Chicago Introduces Transit Card With Prepaid Option
Prepaid debit cards are now – or at least soon will be – a constant presence on Chicago’s many buses and subway cars. According to a story in the Chicago Tribune, September 9 was the official launch of the so-called Ventra card, a new way for Chicago’s thousands of commuters to pay their fares.

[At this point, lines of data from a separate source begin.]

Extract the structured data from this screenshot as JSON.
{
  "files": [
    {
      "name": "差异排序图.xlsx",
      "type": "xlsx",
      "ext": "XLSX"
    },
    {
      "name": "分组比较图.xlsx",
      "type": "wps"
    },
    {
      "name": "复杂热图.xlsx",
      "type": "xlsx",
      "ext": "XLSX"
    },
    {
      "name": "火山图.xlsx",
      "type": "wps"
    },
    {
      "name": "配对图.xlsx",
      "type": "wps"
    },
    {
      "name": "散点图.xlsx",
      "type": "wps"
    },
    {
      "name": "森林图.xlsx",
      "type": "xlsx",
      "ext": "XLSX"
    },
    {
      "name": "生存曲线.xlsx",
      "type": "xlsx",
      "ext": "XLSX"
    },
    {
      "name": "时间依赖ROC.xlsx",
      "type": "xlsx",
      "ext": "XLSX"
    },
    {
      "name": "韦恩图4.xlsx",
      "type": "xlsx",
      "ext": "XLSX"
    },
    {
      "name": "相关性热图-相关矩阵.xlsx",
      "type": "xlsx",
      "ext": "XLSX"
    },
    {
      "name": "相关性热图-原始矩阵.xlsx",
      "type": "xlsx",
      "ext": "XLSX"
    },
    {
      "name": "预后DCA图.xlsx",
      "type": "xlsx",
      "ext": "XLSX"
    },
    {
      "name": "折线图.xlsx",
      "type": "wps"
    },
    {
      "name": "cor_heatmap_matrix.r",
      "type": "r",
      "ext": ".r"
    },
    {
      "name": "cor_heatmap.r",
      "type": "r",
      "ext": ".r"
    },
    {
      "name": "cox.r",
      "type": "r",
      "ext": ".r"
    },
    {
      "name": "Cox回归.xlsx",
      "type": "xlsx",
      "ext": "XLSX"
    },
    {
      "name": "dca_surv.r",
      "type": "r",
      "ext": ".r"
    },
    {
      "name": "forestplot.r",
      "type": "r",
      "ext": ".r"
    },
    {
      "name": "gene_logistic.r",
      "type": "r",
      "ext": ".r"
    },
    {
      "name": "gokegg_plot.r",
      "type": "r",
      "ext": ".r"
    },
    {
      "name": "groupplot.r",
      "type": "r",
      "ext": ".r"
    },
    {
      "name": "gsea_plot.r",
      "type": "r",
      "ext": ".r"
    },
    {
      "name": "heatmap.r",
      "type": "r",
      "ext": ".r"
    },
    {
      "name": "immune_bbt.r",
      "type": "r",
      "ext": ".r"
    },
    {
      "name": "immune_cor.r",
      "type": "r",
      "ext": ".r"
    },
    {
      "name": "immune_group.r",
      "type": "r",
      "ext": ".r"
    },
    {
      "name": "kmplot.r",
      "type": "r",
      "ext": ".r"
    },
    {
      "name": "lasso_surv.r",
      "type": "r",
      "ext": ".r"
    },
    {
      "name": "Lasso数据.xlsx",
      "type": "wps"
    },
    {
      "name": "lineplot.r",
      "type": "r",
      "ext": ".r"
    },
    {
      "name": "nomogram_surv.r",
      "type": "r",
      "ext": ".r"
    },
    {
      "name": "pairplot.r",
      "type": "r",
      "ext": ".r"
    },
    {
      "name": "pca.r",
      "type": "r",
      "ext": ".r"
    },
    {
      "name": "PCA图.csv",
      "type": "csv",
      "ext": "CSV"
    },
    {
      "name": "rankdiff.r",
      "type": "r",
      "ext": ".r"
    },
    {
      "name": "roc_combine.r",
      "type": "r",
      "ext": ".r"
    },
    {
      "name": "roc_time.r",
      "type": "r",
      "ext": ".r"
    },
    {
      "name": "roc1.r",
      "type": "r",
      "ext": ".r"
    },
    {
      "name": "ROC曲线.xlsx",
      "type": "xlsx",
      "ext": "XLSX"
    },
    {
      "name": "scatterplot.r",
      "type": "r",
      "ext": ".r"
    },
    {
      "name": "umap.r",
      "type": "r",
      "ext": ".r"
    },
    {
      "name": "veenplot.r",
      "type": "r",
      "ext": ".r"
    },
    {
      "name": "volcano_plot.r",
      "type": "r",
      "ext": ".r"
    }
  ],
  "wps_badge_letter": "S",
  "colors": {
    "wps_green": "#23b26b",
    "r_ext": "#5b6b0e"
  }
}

According to the article, written by Jon Hilkevitch, Ventra cards went on sale on September 9 at vending machines located throughout Chicago Transit Authority (CTA) stations as well as at stores like Walgreens and CVS. The plastic Ventra cards, which cost commuters $5 to purchase – although that amount is credited back for use in paying transit fares if an owner registers their card – are being heavily marketed as transit officials begin a push to retire the paper and plastic transit cards it has issued to riders over the past two decades. The move to plastic cards issued by Ventra – the Latin term for wind, a nod to Chicago’s designation as the Windy City – is expected to save the CTA $50 million over the next decade.
Understandably, much of the current media attention devoted to the Ventra cards centers on how Chicagoans can transition from using Chicago Card transit cards and other paper tickets to the new option; basically, riders have to wave the radio frequency identification (RFID) enabled over a reader as they enter a subway station or board a bus. Although of less immediate concern to riders of Chicago’s public transport system is a new option that allows Ventra card holders to also open a prepaid debit MasterCard account.
The new Ventra prepaid debit card is being promoted as a way for transit users to have one card that allows them to both ride the subway and make routine purchases. Like most prepaid cards, the new Ventra version has a host of fees, including a charge of $5 to replace a lost or stolen card, $4.95 to add cash to an account and a $2 monthly account maintenance fee. No doubt, the issuers of the Ventra prepaid debit card hope those who use it will have an easier time than some of the passengers who attempted to use the new fare card on the first day. According to another Chicago Tribune story, there were glitches and complaints aplenty.